Pill Poser

I have a bottle of 250 pills. I take 1.5 pills a day. I take out two, take one, break the other in half, take one of the halves and put the other half back in the bottle. How many days will it be until the bottle contains the same number of whole pills and half pills? How many whole pills will be there on that day? If there will never be same number of halves and wholes, how many days till halves first exceed wholes and how many wholes will there be on that day?

Edit: I will not take out three halves on any day until I have no wholes, i.e., until the wholes are gone.

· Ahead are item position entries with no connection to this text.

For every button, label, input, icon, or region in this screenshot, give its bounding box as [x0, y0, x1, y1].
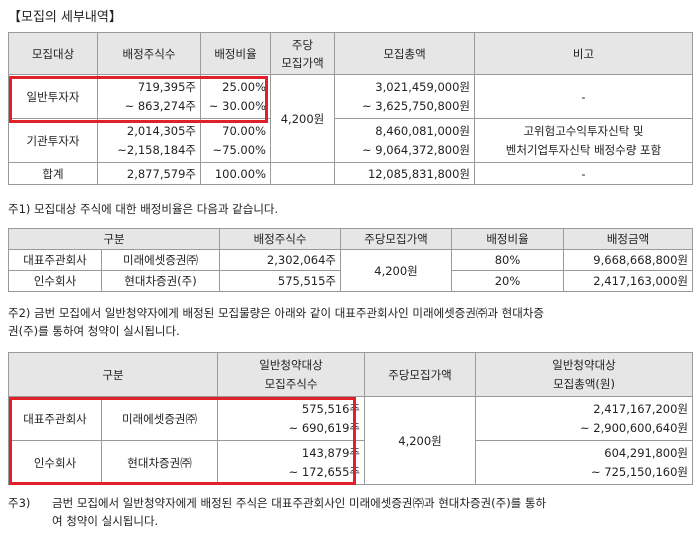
row-role: 인수회사 [8, 270, 102, 292]
row-shares: 575,515주 [219, 270, 342, 292]
header-price: 주당모집가액 [364, 352, 477, 397]
row-amount: 9,668,668,800원 [563, 249, 694, 271]
row-firm: 현대차증권㈜ [100, 440, 219, 485]
row-shares: 2,302,064주 [219, 249, 342, 271]
row-role: 대표주관회사 [8, 249, 102, 271]
row-role: 대표주관회사 [8, 396, 102, 441]
row-firm: 현대차증권(주) [100, 270, 221, 292]
price-cell: 4,200원 [270, 74, 335, 163]
header-ratio: 배정비율 [451, 228, 565, 250]
row-shares: 719,395주 ~ 863,274주 [97, 74, 201, 119]
footnote-3: 주3) 금번 모집에서 일반청약자에게 배정된 주식은 대표주관회사인 미래에셋… [8, 494, 692, 530]
header-price: 주당모집가액 [340, 228, 453, 250]
footnote-3-label: 주3) [8, 496, 31, 510]
footnote-3-text: 금번 모집에서 일반청약자에게 배정된 주식은 대표주관회사인 미래에셋증권㈜과… [52, 496, 547, 510]
row-ratio: 20% [451, 270, 565, 292]
total-price [270, 162, 335, 185]
header-amount: 배정금액 [563, 228, 694, 250]
row-shares: 2,014,305주 ~2,158,184주 [97, 118, 201, 163]
footnote-1: 주1) 모집대상 주식에 대한 배정비율은 다음과 같습니다. [8, 202, 279, 216]
table-row-total: 합계 2,877,579주 100.00% 12,085,831,800원 - [8, 162, 693, 185]
header-target: 모집대상 [8, 32, 98, 75]
table-row: 인수회사 현대차증권㈜ 143,879주 ~ 172,655주 604,291,8… [8, 440, 694, 485]
row-total: 604,291,800원 ~ 725,150,160원 [475, 440, 694, 485]
row-note: 고위험고수익투자신탁 및 벤처기업투자신탁 배정수량 포함 [474, 118, 693, 163]
row-firm: 미래에셋증권㈜ [100, 396, 219, 441]
row-total: 2,417,167,200원 ~ 2,900,600,640원 [475, 396, 694, 441]
footnote-3-text-cont: 여 청약이 실시됩니다. [52, 514, 159, 528]
row-total: 8,460,081,000원 ~ 9,064,372,800원 [334, 118, 475, 163]
header-ratio: 배정비율 [200, 32, 271, 75]
row-shares: 143,879주 ~ 172,655주 [217, 440, 366, 485]
total-ratio: 100.00% [200, 162, 271, 185]
table-row: 인수회사 현대차증권(주) 575,515주 20% 2,417,163,000… [8, 270, 694, 292]
header-shares: 배정주식수 [219, 228, 342, 250]
row-target: 기관투자자 [8, 118, 98, 163]
row-ratio: 25.00% ~ 30.00% [200, 74, 271, 119]
header-division: 구분 [7, 228, 221, 250]
total-note: - [474, 162, 693, 185]
row-role: 인수회사 [8, 440, 102, 485]
total-shares: 2,877,579주 [97, 162, 201, 185]
row-firm: 미래에셋증권㈜ [100, 249, 221, 271]
header-price: 주당 모집가액 [270, 32, 335, 75]
total-label: 합계 [8, 162, 98, 185]
table-row: 기관투자자 2,014,305주 ~2,158,184주 70.00% ~75.00… [8, 118, 693, 163]
row-note: - [474, 74, 693, 119]
price-cell: 4,200원 [364, 396, 477, 485]
price-cell: 4,200원 [340, 249, 453, 292]
row-target: 일반투자자 [8, 74, 98, 119]
section-title: 【모집의 세부내역】 [8, 10, 122, 25]
header-note: 비고 [474, 32, 693, 75]
footnote-2: 주2) 금번 모집에서 일반청약자에게 배정된 모집물량은 아래와 같이 대표주… [8, 306, 544, 338]
row-shares: 575,516주 ~ 690,619주 [217, 396, 366, 441]
total-amount: 12,085,831,800원 [334, 162, 475, 185]
row-ratio: 70.00% ~75.00% [200, 118, 271, 163]
table-row: 대표주관회사 미래에셋증권㈜ 575,516주 ~ 690,619주 4,200원… [8, 396, 694, 485]
row-amount: 2,417,163,000원 [563, 270, 694, 292]
table-row: 일반투자자 719,395주 ~ 863,274주 25.00% ~ 30.00% … [8, 74, 693, 163]
row-ratio: 80% [451, 249, 565, 271]
header-division: 구분 [7, 352, 219, 397]
offering-detail-table: 모집대상 배정주식수 배정비율 주당 모집가액 모집총액 비고 일반투자자 71… [8, 32, 693, 185]
header-total: 모집총액 [334, 32, 475, 75]
allocation-ratio-table: 구분 배정주식수 주당모집가액 배정비율 배정금액 대표주관회사 미래에셋증권㈜… [7, 228, 694, 292]
row-total: 3,021,459,000원 ~ 3,625,750,800원 [334, 74, 475, 119]
retail-subscription-table: 구분 일반청약대상 모집주식수 주당모집가액 일반청약대상 모집총액(원) 대표주관… [7, 352, 694, 485]
header-total: 일반청약대상 모집총액(원) [475, 352, 694, 397]
header-shares: 일반청약대상 모집주식수 [217, 352, 366, 397]
table-row: 대표주관회사 미래에셋증권㈜ 2,302,064주 4,200원 80% 9,6… [8, 249, 694, 292]
header-shares: 배정주식수 [97, 32, 201, 75]
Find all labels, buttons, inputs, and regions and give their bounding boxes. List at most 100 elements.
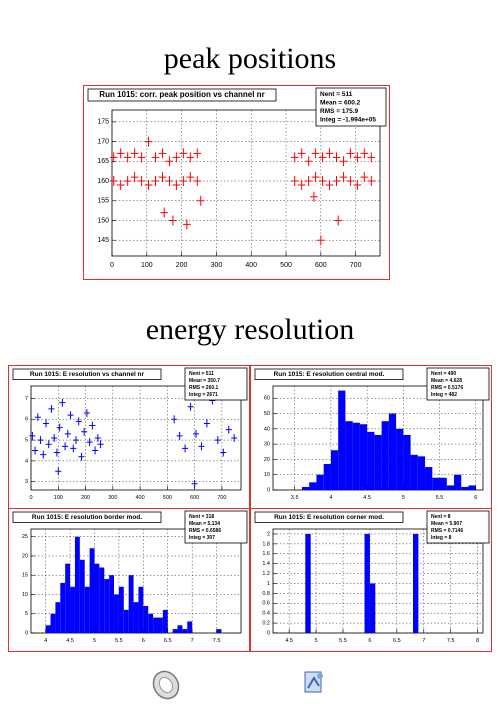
histogram-bar — [410, 454, 418, 490]
histogram-bar — [468, 485, 476, 490]
x-tick-label: 700 — [350, 262, 362, 269]
stats-line: RMS = 0.5176 — [431, 385, 463, 391]
data-point — [32, 446, 39, 455]
x-tick-label: 4.5 — [285, 638, 293, 644]
data-point — [304, 156, 313, 167]
plot-title-box — [12, 511, 162, 523]
data-point — [192, 429, 200, 438]
plot-title-box — [254, 368, 404, 380]
histogram-bar — [133, 602, 139, 633]
x-tick-label: 7.5 — [447, 638, 455, 644]
y-tick-label: 20 — [22, 553, 28, 559]
stats-line: Integ = 482 — [431, 392, 457, 398]
stats-line: Mean = 600.2 — [320, 99, 361, 106]
histogram-bar — [109, 575, 115, 633]
data-point — [89, 421, 96, 430]
data-point — [62, 442, 69, 451]
histogram-bar — [446, 485, 455, 490]
histogram-bar — [364, 533, 370, 633]
x-tick-label: 200 — [81, 495, 90, 501]
plot-frame — [272, 528, 484, 634]
data-point — [123, 152, 132, 163]
stats-line: Integ = -1.994e+05 — [320, 116, 376, 123]
x-tick-label: 6 — [142, 638, 145, 644]
data-point — [137, 152, 146, 163]
data-point — [116, 179, 125, 190]
histogram-bar — [359, 424, 368, 490]
histogram-bar — [396, 428, 404, 490]
x-tick-label: 6 — [474, 495, 477, 501]
histogram-bar — [345, 421, 353, 490]
data-point — [360, 172, 369, 183]
data-point — [51, 434, 58, 442]
stats-line: Mean = 4.628 — [431, 378, 462, 384]
data-point — [311, 148, 320, 159]
data-point — [75, 417, 82, 426]
histogram-bar — [99, 567, 105, 633]
data-point — [171, 415, 178, 424]
histogram-bar — [374, 434, 382, 490]
data-point — [334, 215, 343, 226]
histogram-bar — [70, 586, 75, 633]
data-point — [367, 152, 376, 163]
y-tick-label: 3 — [25, 479, 28, 485]
x-tick-label: 7 — [422, 638, 425, 644]
data-point — [191, 479, 198, 488]
histogram-bar — [182, 629, 188, 633]
histogram-bar — [104, 579, 110, 633]
histogram-bar — [417, 456, 426, 490]
plot: 4 4.5 5 5.5 6 6.5 7 7.5 0 5 10 15 20 25 Run 1015: E re… — [12, 510, 248, 644]
histogram-bar — [381, 421, 389, 490]
stats-line: Integ = 2671 — [189, 392, 218, 398]
icon — [304, 671, 323, 693]
stats-box — [184, 510, 248, 544]
y-tick-label: 0 — [25, 630, 28, 636]
data-point — [231, 434, 238, 442]
section-heading: peak positions — [163, 42, 337, 75]
x-tick-label: 0 — [110, 262, 114, 269]
plot-frame — [30, 385, 242, 491]
data-point — [186, 172, 195, 183]
data-point — [182, 219, 191, 230]
histogram-bar — [94, 563, 100, 633]
x-tick-label: 5 — [315, 638, 318, 644]
data-point — [29, 431, 36, 440]
plot: 0 100 200 300 400 500 600 700 3 4 5 6 7 Run 1015: E r… — [12, 367, 248, 501]
data-point — [290, 176, 299, 187]
data-point — [158, 148, 167, 159]
data-point — [176, 431, 183, 440]
y-tick-label: 1 — [267, 581, 270, 587]
data-point — [353, 152, 362, 163]
histogram-bar — [425, 467, 433, 490]
data-point — [34, 413, 41, 422]
y-tick-label: 1.6 — [262, 551, 270, 557]
x-tick-label: 3.5 — [291, 495, 299, 501]
plot-title-box — [12, 368, 162, 380]
stats-box — [184, 367, 248, 401]
stats-line: Nent = 318 — [189, 514, 214, 520]
data-point — [311, 172, 320, 183]
stats-line: RMS = 0.7146 — [431, 528, 463, 534]
stats-line: Nent = 490 — [431, 371, 456, 377]
plot-title-box — [254, 511, 404, 523]
x-tick-label: 6.5 — [393, 638, 401, 644]
data-point — [160, 207, 169, 218]
data-point — [42, 419, 50, 428]
histogram-bar — [89, 548, 95, 633]
y-tick-label: 20 — [264, 457, 270, 463]
x-tick-label: 4.5 — [363, 495, 371, 501]
plot: 4.5 5 5.5 6 6.5 7 7.5 8 0 0.2 0.4 0.6 0.8 1 1.2 1.4 1.6 1… — [254, 510, 490, 644]
y-tick-label: 0.8 — [262, 591, 270, 597]
x-tick-label: 600 — [315, 262, 327, 269]
x-tick-label: 8 — [476, 638, 479, 644]
y-tick-label: 40 — [264, 426, 270, 432]
data-point — [83, 409, 90, 417]
data-point — [203, 419, 210, 428]
plot-panel: 4.5 5 5.5 6 6.5 7 7.5 8 0 0.2 0.4 0.6 0.8 1 1.2 1.4 1.6 1… — [250, 508, 492, 652]
y-tick-label: 5 — [25, 438, 28, 444]
stats-line: Mean = 350.7 — [189, 378, 220, 384]
data-point — [346, 148, 355, 159]
data-point — [81, 427, 88, 436]
y-tick-label: 6 — [25, 417, 28, 423]
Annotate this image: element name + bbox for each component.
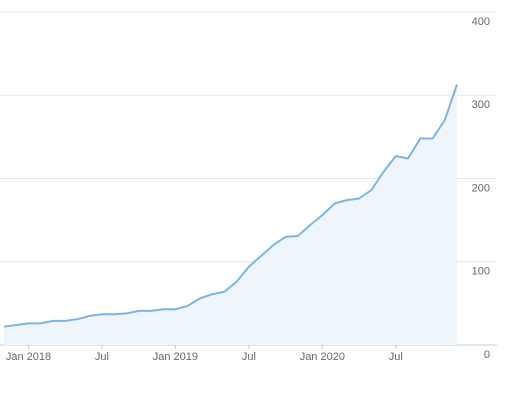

Originally posted by JS357
I have a bottle of 250 pills. I take 1.5 pills a day. I take out two, take one, break the other in half, take one of the halves and put the other half back in the bottle. How many days will it be until the bottle contains the same number of whole pills and half pills? How many whole pills will be there on that day? If there will never be same number of halves ...[text shortened]... ll not take out three halves on any day until I have no wholes, i.e., until the wholes are gone.

if I have understood the problem, I reckon on the 84th day there will be 82 whole pills and 84 half pills (the day before, the 83rd, there would be 84 whole and 83 halves)

IF I have understood the problem!

Originally posted by st dominics preview
if I have understood the problem, I reckon on the 84th day there will be 82 whole pills and 84 half pills (the day before, the 83rd, there would be 84 whole and 83 halves)

IF I have understood the problem!

You got it. Count halves H up by one per day D and wholes W down by two per day D, and see when the difference is minimized. This is brute force.

Using algebra:

one any day, after dosing, H=D, W=250-2D

set H=W

then D=250-2D

subtract D

0=250-3D

3D=250

D=250/3

D=83.33...

The .33... means there is no day on which W=H.

cheers

my method exactly

one could, of course, set as a puzzle 'when both are equal' if you make the number of pills a multiple of 3 (say 300)